The stone and wood looks of Steve’s lair speak to his brutal nature, with rock outcroppings balancing more regimented structures and purpose-built touches, like mattresses recessed precisely into cold stone floorings and wood-slatted sliding doors meant to resemble prison bars. By contrast, Noa’s apartment is messy and undisciplined, reminiscent of a college dorm room and treated like such. When she attempts to halfheartedly clean up when she brings Steve home on their first date, her furtive movements bring back memories of late-night drunken kisses and being in someone’s company until it was time to go to class the next morning.
But Noa’s no college student, and through both intimation and dialogue, we learn she’s experienced trauma in her life she still hasn’t gotten over. There’s a timid shyness that Daisy Edgar-Jones emotes in Noa, making her a woman who doesn’t quite trust herself, second-guessing every decision she makes with no resolve. She’s not a wounded soul and she doesn’t victimize herself, but Edgar-Jones plays Noa like a woman unsure of whether she’s made the correct decision or not. When she slips into her base program of survival, her excellent performance gives us pause, making us wonder if she’s gone around the bend or if she’s trying to get Steve in her pocket as part of an escape plan.

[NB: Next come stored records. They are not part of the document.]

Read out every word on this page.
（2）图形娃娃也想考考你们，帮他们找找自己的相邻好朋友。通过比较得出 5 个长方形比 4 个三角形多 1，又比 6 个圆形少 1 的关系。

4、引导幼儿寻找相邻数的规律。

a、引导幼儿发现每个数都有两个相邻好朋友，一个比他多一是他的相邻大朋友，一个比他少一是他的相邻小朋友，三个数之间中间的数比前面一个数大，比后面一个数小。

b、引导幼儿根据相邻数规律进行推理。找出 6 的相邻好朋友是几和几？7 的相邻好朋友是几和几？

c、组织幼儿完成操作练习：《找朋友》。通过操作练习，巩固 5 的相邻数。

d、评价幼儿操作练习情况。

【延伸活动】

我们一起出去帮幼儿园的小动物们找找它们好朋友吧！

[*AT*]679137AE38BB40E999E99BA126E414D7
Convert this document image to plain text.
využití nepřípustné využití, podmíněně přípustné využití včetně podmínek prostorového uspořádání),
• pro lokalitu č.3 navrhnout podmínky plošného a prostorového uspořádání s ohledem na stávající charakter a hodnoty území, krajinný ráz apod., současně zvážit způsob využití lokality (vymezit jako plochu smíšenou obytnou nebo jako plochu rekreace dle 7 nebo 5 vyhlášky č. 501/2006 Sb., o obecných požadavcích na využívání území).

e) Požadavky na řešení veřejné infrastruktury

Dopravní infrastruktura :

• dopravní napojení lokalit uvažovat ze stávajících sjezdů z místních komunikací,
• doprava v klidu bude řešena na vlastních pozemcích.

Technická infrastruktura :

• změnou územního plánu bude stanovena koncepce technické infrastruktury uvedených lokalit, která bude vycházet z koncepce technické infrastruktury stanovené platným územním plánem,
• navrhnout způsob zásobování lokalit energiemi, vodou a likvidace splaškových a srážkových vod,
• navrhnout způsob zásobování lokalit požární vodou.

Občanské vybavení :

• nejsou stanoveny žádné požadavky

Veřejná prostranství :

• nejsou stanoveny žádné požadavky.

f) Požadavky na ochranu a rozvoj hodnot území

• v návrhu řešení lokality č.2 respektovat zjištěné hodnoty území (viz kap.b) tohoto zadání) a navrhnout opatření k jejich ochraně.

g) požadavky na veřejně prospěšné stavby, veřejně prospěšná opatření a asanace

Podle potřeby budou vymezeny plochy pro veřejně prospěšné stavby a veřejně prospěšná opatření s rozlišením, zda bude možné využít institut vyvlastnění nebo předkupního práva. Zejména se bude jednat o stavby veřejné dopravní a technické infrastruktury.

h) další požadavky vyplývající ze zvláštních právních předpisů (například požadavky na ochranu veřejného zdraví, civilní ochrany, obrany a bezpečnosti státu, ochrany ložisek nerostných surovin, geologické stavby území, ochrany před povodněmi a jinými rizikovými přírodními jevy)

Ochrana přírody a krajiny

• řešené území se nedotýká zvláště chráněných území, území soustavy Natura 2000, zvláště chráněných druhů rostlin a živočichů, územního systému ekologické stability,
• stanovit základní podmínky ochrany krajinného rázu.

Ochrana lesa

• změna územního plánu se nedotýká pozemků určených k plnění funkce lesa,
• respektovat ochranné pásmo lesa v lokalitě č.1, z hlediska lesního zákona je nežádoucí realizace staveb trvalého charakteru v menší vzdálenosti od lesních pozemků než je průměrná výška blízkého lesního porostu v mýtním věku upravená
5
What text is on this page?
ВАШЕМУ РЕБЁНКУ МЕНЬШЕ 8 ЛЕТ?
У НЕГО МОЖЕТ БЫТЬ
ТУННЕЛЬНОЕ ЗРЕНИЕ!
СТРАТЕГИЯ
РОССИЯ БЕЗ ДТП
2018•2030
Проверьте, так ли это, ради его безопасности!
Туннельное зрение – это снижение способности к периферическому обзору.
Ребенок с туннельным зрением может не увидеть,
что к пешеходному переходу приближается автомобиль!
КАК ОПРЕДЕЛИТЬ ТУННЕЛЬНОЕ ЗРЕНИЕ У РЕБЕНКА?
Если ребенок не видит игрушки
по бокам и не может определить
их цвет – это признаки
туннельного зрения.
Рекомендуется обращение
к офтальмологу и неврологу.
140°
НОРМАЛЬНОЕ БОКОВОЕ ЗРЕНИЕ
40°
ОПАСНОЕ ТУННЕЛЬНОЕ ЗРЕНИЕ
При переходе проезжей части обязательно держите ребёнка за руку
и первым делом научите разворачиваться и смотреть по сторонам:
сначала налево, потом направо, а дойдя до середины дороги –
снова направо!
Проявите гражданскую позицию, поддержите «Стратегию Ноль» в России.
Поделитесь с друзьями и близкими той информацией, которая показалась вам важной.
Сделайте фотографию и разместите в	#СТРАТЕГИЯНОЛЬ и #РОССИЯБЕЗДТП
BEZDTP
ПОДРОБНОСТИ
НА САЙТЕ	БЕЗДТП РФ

In the balance is Sebastian Stan’s rock-solid portrayal of a man who knows what he wants, how he’s going to get it, and what he’s going to do to once it’s his. He stays away from going cock-diesel psycho with Steve; instead, Stan follows Cave’s direction to be as normal as possible, maybe even becoming a guy who believes in the discovery that Noa represents, especially after she expresses a curiosity about how human flesh tastes. Will she or won’t she? And how will it change both of them?
Fresh is not an easy movie to digest (no pun intended). The horror film aspects of it make bold statements, as does every bit of the social commentary, from the opening scene all the way through to the seemingly out-of-nowhere crane shot that interrupts the closing credits. What Lauryn Kahn has done is condense the long struggle for women’s bodily autonomy into a film that delivers on every level. The disgust you might feel doesn’t only come from the gruesome makeup and gore effects that dot the film in shocking places; it might come from understanding what this film is trying to say. In all of these endeavors, Fresh is an unqualified success.